Mojo presented to the clinic with a wobbly, uncoordinated hind limb gait which was rapidly getting worse. An uncoordinated hind limb gait is often one of the first clinic signs associated with a problem in the cervical (neck area) of the spinal column. The changes in Mojo’s pattern of walking were caused by a loss of proprioception in his hind limbs. Proprioception is the sense which the mammalian body uses to identify the position of neighbouring parts of the body and strength of effort being employed in their movement. Mojo simply didn’t know where his legs were in space as he moved them and this caused him to have an uncoordinated hind limb movement.
Proprioception is often lost in association with changes to the spinal cord, most commonly progressive compression of the cord causing damage to the nerve fibres that carry the information relating to proprioception. An MRI scan was carried out to examine Mojo’s spinal cord for evidence of pathology which may have been caused his loss of proprioception. As soon as the scans appeared it was clear what was causing Mojo’s problems; he has three discs in his neck causing compression of his spinal cord.
Mojo’s owners were faced with the choice of allowing his disease process to take its course – likely resulting in progressive paralysis of his back legs and subsequent euthanasia – or to commit to a surgical intervention to try and stop the progression of disease. Mojo’s owners made the commitment to put their beloved pet through surgery to try and give him back the life he so adored!
Surgery of the spinal cord isn’t without risk as there are a multitude of vital structures in the neck, damage to any one of which could have devastating effects for the patients – something that is clear during tonight’s episode! Mojo was prepared for theatre and surgery was carried to fuse Mojo’s neck to resolve the compression of his spinal cord. Specially designed bolts were placed between the bones of his cervical spine to push them apart and reduce the compression of the cord. The bones of the spine were then fused together using a combination of plates, screws and bone marrow.
After spinal surgery it is not unusual for patients to be unable to walk for a day or two as the spinal cord recovers. Rehabilitation started immediately after Mojo’s surgery with the physiotherapy team carrying our exercises to try and improve his proprioception and muscle strength. It was to jubilation in kennels that Mojo took his first steps only 72 hours after surgery and once he was up and about there was no holding him back. Mojo recovered at an exponential rate and the proprioceptive deficits in his hind limbs rapidly improved.
Mojo is a much loved member of his family and we understand fully the emotions owners go through when making the decision to put a family member through surgery – it is our job to hold owners hands through this journey.
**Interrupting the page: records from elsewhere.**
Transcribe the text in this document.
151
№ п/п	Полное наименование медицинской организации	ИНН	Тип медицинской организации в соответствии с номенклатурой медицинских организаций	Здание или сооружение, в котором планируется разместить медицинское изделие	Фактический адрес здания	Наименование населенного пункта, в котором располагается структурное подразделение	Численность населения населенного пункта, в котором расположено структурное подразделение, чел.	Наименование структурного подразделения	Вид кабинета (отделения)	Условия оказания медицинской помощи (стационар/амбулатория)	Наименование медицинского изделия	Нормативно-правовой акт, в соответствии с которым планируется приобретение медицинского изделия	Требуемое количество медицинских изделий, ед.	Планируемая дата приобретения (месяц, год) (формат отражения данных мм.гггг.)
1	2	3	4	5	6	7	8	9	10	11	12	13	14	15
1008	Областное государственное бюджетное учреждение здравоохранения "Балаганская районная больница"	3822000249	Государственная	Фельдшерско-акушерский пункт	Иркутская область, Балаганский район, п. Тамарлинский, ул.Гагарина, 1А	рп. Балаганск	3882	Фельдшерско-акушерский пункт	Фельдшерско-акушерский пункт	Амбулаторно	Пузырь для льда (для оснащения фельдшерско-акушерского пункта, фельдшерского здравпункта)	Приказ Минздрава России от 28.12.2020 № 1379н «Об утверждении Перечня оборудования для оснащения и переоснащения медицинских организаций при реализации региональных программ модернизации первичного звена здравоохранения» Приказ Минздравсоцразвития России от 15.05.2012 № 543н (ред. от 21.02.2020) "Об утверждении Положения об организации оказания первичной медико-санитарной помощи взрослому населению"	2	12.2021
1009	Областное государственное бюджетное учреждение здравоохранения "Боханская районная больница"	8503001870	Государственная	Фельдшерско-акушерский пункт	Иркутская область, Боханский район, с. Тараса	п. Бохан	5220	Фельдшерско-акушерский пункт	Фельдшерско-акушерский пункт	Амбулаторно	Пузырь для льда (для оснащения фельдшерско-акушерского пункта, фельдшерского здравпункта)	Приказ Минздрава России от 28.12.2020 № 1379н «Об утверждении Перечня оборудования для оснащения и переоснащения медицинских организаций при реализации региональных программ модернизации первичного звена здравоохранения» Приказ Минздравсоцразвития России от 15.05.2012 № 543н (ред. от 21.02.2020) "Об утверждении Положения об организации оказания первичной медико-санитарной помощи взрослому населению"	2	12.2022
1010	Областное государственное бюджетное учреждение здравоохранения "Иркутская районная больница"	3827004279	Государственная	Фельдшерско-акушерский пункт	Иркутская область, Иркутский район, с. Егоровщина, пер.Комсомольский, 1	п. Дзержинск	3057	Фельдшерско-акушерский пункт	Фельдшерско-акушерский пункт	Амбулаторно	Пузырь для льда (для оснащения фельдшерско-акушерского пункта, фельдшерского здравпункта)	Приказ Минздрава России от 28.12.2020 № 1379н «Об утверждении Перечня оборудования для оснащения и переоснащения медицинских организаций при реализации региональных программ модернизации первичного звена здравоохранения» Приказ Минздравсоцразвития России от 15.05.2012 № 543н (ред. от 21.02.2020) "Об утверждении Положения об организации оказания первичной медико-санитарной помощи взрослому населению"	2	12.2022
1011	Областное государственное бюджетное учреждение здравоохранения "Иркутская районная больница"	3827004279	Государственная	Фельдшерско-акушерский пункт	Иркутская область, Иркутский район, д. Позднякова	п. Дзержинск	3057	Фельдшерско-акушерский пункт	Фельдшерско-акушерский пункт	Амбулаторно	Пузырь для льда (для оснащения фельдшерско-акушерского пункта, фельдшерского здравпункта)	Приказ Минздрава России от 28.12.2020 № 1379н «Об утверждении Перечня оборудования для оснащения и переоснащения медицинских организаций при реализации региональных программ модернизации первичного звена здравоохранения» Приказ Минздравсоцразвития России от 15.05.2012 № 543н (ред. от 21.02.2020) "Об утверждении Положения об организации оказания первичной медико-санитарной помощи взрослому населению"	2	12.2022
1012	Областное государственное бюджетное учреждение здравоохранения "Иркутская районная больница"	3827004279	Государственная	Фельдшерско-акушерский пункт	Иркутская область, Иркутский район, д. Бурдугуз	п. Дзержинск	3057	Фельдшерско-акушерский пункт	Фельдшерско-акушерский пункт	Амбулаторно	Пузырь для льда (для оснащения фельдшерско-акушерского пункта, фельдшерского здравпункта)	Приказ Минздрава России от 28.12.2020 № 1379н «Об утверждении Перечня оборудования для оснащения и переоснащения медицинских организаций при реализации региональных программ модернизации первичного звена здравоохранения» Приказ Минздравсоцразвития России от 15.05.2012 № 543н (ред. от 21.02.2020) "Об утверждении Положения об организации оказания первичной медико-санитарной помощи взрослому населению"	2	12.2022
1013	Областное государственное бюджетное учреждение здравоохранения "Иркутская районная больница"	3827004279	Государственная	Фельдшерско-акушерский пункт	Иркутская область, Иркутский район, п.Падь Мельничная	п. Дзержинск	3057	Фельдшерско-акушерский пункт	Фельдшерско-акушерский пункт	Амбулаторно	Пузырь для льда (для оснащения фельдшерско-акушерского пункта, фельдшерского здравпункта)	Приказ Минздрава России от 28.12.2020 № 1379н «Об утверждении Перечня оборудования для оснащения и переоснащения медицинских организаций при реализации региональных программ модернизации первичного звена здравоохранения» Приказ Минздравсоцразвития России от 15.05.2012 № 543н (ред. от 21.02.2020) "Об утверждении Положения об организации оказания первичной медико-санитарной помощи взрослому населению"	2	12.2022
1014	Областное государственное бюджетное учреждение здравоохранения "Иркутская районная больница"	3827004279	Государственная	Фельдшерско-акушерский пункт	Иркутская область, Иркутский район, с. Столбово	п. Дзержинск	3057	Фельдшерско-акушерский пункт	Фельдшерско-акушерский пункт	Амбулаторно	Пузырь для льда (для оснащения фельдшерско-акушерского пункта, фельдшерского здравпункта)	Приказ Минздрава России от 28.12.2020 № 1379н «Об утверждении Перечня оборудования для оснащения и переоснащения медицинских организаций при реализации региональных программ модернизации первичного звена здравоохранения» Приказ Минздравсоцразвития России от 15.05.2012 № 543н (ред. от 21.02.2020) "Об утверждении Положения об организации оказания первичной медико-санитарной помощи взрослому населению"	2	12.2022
In a case like Mojo’s the only way we can achieve a positive surgical outcome is through team work. The skills of a diverse care giving team comprising nurses, vets, animal care assistants, hydrotherapists and physiotherapists are all called upon to bring patients through surgeries such as spinal fusions and it is the skill and dedication of member of the team that contributes to the positive outcomes we achieve. Mojo will undergo regular check-ups throughout his life and we will keep you updated on his progress.